L’entreprise, pas à Pacte
« Créer des emplois bien rémunérés qui ont du sens ». Emilie Chalas, députée de l'Isère, introduit le plan d'action pour la croissance et la transformation des entreprises (Pacte) devant une soixantaine d'entrepreneurs dans les locaux de l'école de management de Grenoble (GEM) fin novembre. Avec plus de 70 articles, la loi Pacte, validée en première lecture à l'Assemblée nationale en octobre dernier, entend réformer, simplifier et faciliter la vie des entreprises. Pour simplifier, la loi s'attaque à la création d'entreprise. « On veut déblayer le chemin pour l'entrepreneur pour que la création soit plus rapide et moins chère. De même, en cas de liquidation, on souhaite que la procédure dure de 6 à 9 mois et non plus deux ans », explique Olivia Grégoire, députée de Paris et présidente de la commission de la loi Pacte. La loi prévoit ainsi une plateforme en ligne unique qui remplacera les sept réseaux de centres de formalités. Il y aura également une centralisation des registres d'entreprise pour faciliter les démarches des entrepreneurs. Enfin, une réforme des seuils de la taille des entreprises, est prévue, passant de 149 à 3. Seuls les seuils de 11, 50 et 250 salariés seront conservés, et le changement de seuil ne sera enregistré « que s'il est dépassé durant cinq années consécutives », explique la députée de Paris.

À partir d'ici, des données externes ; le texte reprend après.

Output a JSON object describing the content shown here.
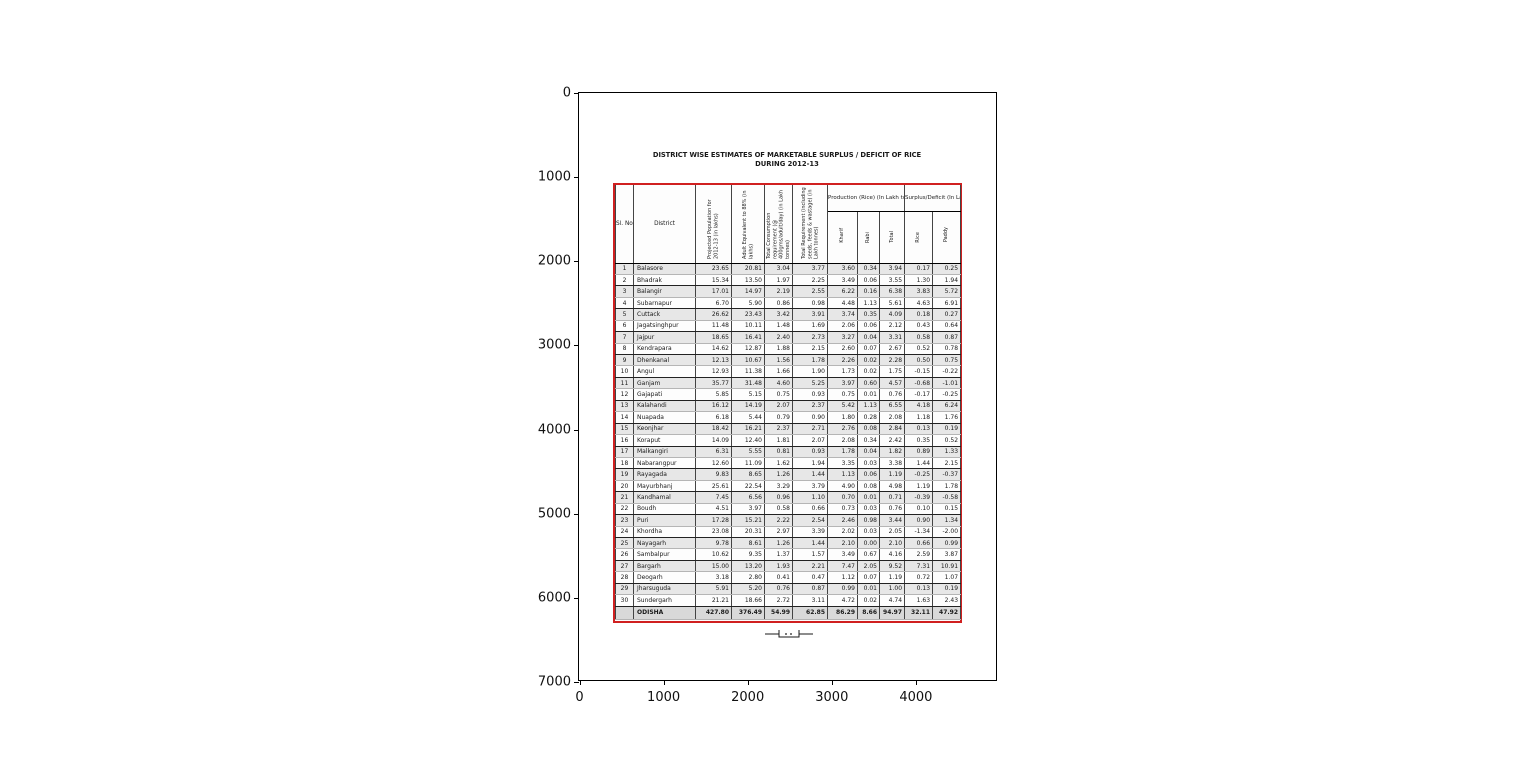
{
  "figure": {
    "title_line1": "DISTRICT WISE ESTIMATES OF MARKETABLE SURPLUS / DEFICIT OF RICE",
    "title_line2": "DURING 2012-13"
  },
  "axes": {
    "y_ticks": [
      "0",
      "1000",
      "2000",
      "3000",
      "4000",
      "5000",
      "6000",
      "7000"
    ],
    "x_ticks": [
      "0",
      "1000",
      "2000",
      "3000",
      "4000"
    ]
  },
  "colors": {
    "table_border_red": "#d02020",
    "row_shade": "#e7e7e7",
    "total_row_bg": "#d9d9d9",
    "axes_frame": "#000000"
  },
  "chart_data": {
    "type": "table",
    "title": "DISTRICT WISE ESTIMATES OF MARKETABLE SURPLUS / DEFICIT OF RICE DURING 2012-13",
    "columns": [
      "Sl. No.",
      "District",
      "Projected Population for 2012-13 (in lakhs)",
      "Adult Equivalent to 88% (in lakhs)",
      "Total Consumption requirement (@ 400gms/adult/day) (in Lakh tonnes)",
      "Total Requirement (including seeds, feeds & wastage) (in Lakh tonnes)",
      "Kharif",
      "Rabi",
      "Total",
      "Rice",
      "Paddy"
    ],
    "column_groups": [
      {
        "label": "Production (Rice) (In Lakh tonnes)",
        "span": [
          "Kharif",
          "Rabi",
          "Total"
        ]
      },
      {
        "label": "Surplus/Deficit (In Lakh tonnes)",
        "span": [
          "Rice",
          "Paddy"
        ]
      }
    ],
    "rows": [
      [
        "1",
        "Balasore",
        "23.65",
        "20.81",
        "3.04",
        "3.77",
        "3.60",
        "0.34",
        "3.94",
        "0.17",
        "0.25"
      ],
      [
        "2",
        "Bhadrak",
        "15.34",
        "13.50",
        "1.97",
        "2.25",
        "3.49",
        "0.06",
        "3.55",
        "1.30",
        "1.94"
      ],
      [
        "3",
        "Balangir",
        "17.01",
        "14.97",
        "2.19",
        "2.55",
        "6.22",
        "0.16",
        "6.38",
        "3.83",
        "5.72"
      ],
      [
        "4",
        "Subarnapur",
        "6.70",
        "5.90",
        "0.86",
        "0.98",
        "4.48",
        "1.13",
        "5.61",
        "4.63",
        "6.91"
      ],
      [
        "5",
        "Cuttack",
        "26.62",
        "23.43",
        "3.42",
        "3.91",
        "3.74",
        "0.35",
        "4.09",
        "0.18",
        "0.27"
      ],
      [
        "6",
        "Jagatsinghpur",
        "11.48",
        "10.11",
        "1.48",
        "1.69",
        "2.06",
        "0.06",
        "2.12",
        "0.43",
        "0.64"
      ],
      [
        "7",
        "Jajpur",
        "18.65",
        "16.41",
        "2.40",
        "2.73",
        "3.27",
        "0.04",
        "3.31",
        "0.58",
        "0.87"
      ],
      [
        "8",
        "Kendrapara",
        "14.62",
        "12.87",
        "1.88",
        "2.15",
        "2.60",
        "0.07",
        "2.67",
        "0.52",
        "0.78"
      ],
      [
        "9",
        "Dhenkanal",
        "12.13",
        "10.67",
        "1.56",
        "1.78",
        "2.26",
        "0.02",
        "2.28",
        "0.50",
        "0.75"
      ],
      [
        "10",
        "Angul",
        "12.93",
        "11.38",
        "1.66",
        "1.90",
        "1.73",
        "0.02",
        "1.75",
        "-0.15",
        "-0.22"
      ],
      [
        "11",
        "Ganjam",
        "35.77",
        "31.48",
        "4.60",
        "5.25",
        "3.97",
        "0.60",
        "4.57",
        "-0.68",
        "-1.01"
      ],
      [
        "12",
        "Gajapati",
        "5.85",
        "5.15",
        "0.75",
        "0.93",
        "0.75",
        "0.01",
        "0.76",
        "-0.17",
        "-0.25"
      ],
      [
        "13",
        "Kalahandi",
        "16.12",
        "14.19",
        "2.07",
        "2.37",
        "5.42",
        "1.13",
        "6.55",
        "4.18",
        "6.24"
      ],
      [
        "14",
        "Nuapada",
        "6.18",
        "5.44",
        "0.79",
        "0.90",
        "1.80",
        "0.28",
        "2.08",
        "1.18",
        "1.76"
      ],
      [
        "15",
        "Keonjhar",
        "18.42",
        "16.21",
        "2.37",
        "2.71",
        "2.76",
        "0.08",
        "2.84",
        "0.13",
        "0.19"
      ],
      [
        "16",
        "Koraput",
        "14.09",
        "12.40",
        "1.81",
        "2.07",
        "2.08",
        "0.34",
        "2.42",
        "0.35",
        "0.52"
      ],
      [
        "17",
        "Malkangiri",
        "6.31",
        "5.55",
        "0.81",
        "0.93",
        "1.78",
        "0.04",
        "1.82",
        "0.89",
        "1.33"
      ],
      [
        "18",
        "Nabarangpur",
        "12.60",
        "11.09",
        "1.62",
        "1.94",
        "3.35",
        "0.03",
        "3.38",
        "1.44",
        "2.15"
      ],
      [
        "19",
        "Rayagada",
        "9.83",
        "8.65",
        "1.26",
        "1.44",
        "1.13",
        "0.06",
        "1.19",
        "-0.25",
        "-0.37"
      ],
      [
        "20",
        "Mayurbhanj",
        "25.61",
        "22.54",
        "3.29",
        "3.79",
        "4.90",
        "0.08",
        "4.98",
        "1.19",
        "1.78"
      ],
      [
        "21",
        "Kandhamal",
        "7.45",
        "6.56",
        "0.96",
        "1.10",
        "0.70",
        "0.01",
        "0.71",
        "-0.39",
        "-0.58"
      ],
      [
        "22",
        "Boudh",
        "4.51",
        "3.97",
        "0.58",
        "0.66",
        "0.73",
        "0.03",
        "0.76",
        "0.10",
        "0.15"
      ],
      [
        "23",
        "Puri",
        "17.28",
        "15.21",
        "2.22",
        "2.54",
        "2.46",
        "0.98",
        "3.44",
        "0.90",
        "1.34"
      ],
      [
        "24",
        "Khordha",
        "23.08",
        "20.31",
        "2.97",
        "3.39",
        "2.02",
        "0.03",
        "2.05",
        "-1.34",
        "-2.00"
      ],
      [
        "25",
        "Nayagarh",
        "9.78",
        "8.61",
        "1.26",
        "1.44",
        "2.10",
        "0.00",
        "2.10",
        "0.66",
        "0.99"
      ],
      [
        "26",
        "Sambalpur",
        "10.62",
        "9.35",
        "1.37",
        "1.57",
        "3.49",
        "0.67",
        "4.16",
        "2.59",
        "3.87"
      ],
      [
        "27",
        "Bargarh",
        "15.00",
        "13.20",
        "1.93",
        "2.21",
        "7.47",
        "2.05",
        "9.52",
        "7.31",
        "10.91"
      ],
      [
        "28",
        "Deogarh",
        "3.18",
        "2.80",
        "0.41",
        "0.47",
        "1.12",
        "0.07",
        "1.19",
        "0.72",
        "1.07"
      ],
      [
        "29",
        "Jharsuguda",
        "5.91",
        "5.20",
        "0.76",
        "0.87",
        "0.99",
        "0.01",
        "1.00",
        "0.13",
        "0.19"
      ],
      [
        "30",
        "Sundergarh",
        "21.21",
        "18.66",
        "2.72",
        "3.11",
        "4.72",
        "0.02",
        "4.74",
        "1.63",
        "2.43"
      ]
    ],
    "total_row": [
      "",
      "ODISHA",
      "427.80",
      "376.49",
      "54.99",
      "62.85",
      "86.29",
      "8.66",
      "94.97",
      "32.11",
      "47.92"
    ]
  }
}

Accompagner l'entrepreneur
Après la simplification, vient la valorisation de l'entreprise. « La France est pionnière en termes de responsabilité sociétale des entreprises (RSE) en Europe et dans le monde mais on ne le valorise pas », déclare Coralie Dubost, député de l'Hérault, co-rapporteuse de la loi. La modification de deux articles du code civil est prévue. Dans l'article 1833, sera ajoutée au rôle d'une entreprise la notion d'intérêt social et environnemental. L'article 1835, quant à lui, sera modifié pour pouvoir inscrire dans les statuts de l'entreprise, « une raison d'être » et ajouter « une mission très opérationnelle ». « On veut tenter de donner une cohérence globale, un statut d'état officiel », explique la députée de l'Hérault.

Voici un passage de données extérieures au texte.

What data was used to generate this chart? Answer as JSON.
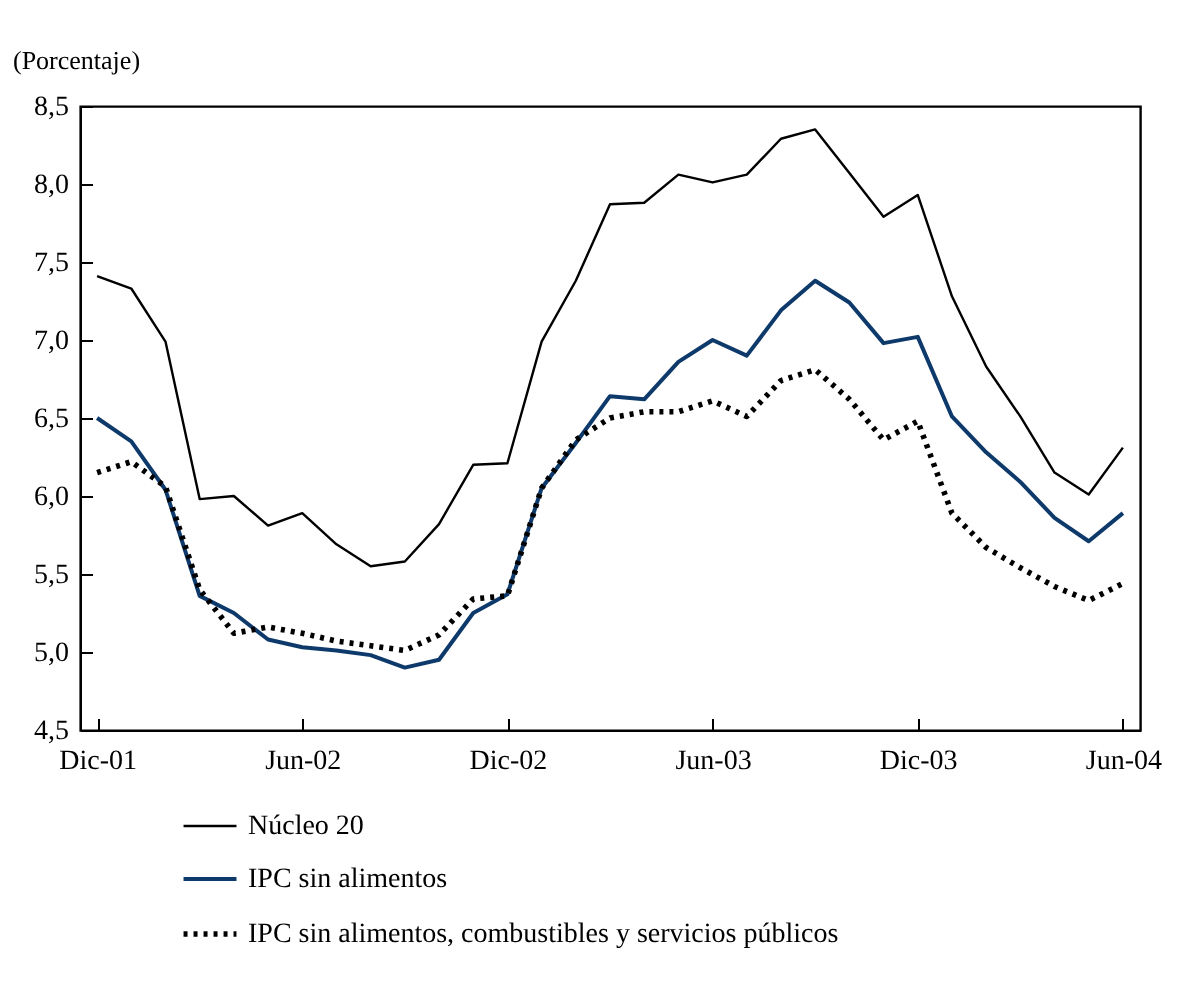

Autre point présent dans la loi, l'accompagnement des chefs d'entreprise. « Un chef d'entreprise ne peut pas parler de ses difficultés à sa famille, à ses salariés, à son banquier, à son conseil d'administration...mais ce sont eux qui prennent le risque pour donner du travail aux autres », explique Olivia Grégoire, ancienne chef d'entreprise. Plusieurs mesures sont donc destinées aux très petites entreprises (TPE) et PME et aux microentreprises comme la suppression de l'obligation de compte bancaire professionnel pour les microentreprises de moins de 5 000 euros de chiffres d'affaires ou encore la suppression du stage de préparation à l'installation pour les entreprises artisanales.
Compétitivité en débat
La loi, dense, semble difficile à ingurgiter pour les entrepreneurs présents. Avec autant d'articles, difficile de se l'approprier... « C'est tout sauf un fourre-tout, rassure Olivia Grégoire, c'est avant tout une boite à outils ». « Mais la compétitivité ne se décrète pas dans un texte, lance un entrepreneur, il y a aussi les règles de l'Union européenne ». Un élu de l'Alpes-d'Huez souligne ses difficultés face aux décisions nationales. « Vous parlez compétitivité mais en supprimant le diesel pour les véhicules non routiers, on aura un surcoût de 50% en station. Toutes les dameuses sont au diesel ! ». La loi, très dense, est en préparation depuis l'été 2017, et sera présentée au Sénat le 28 janvier prochain.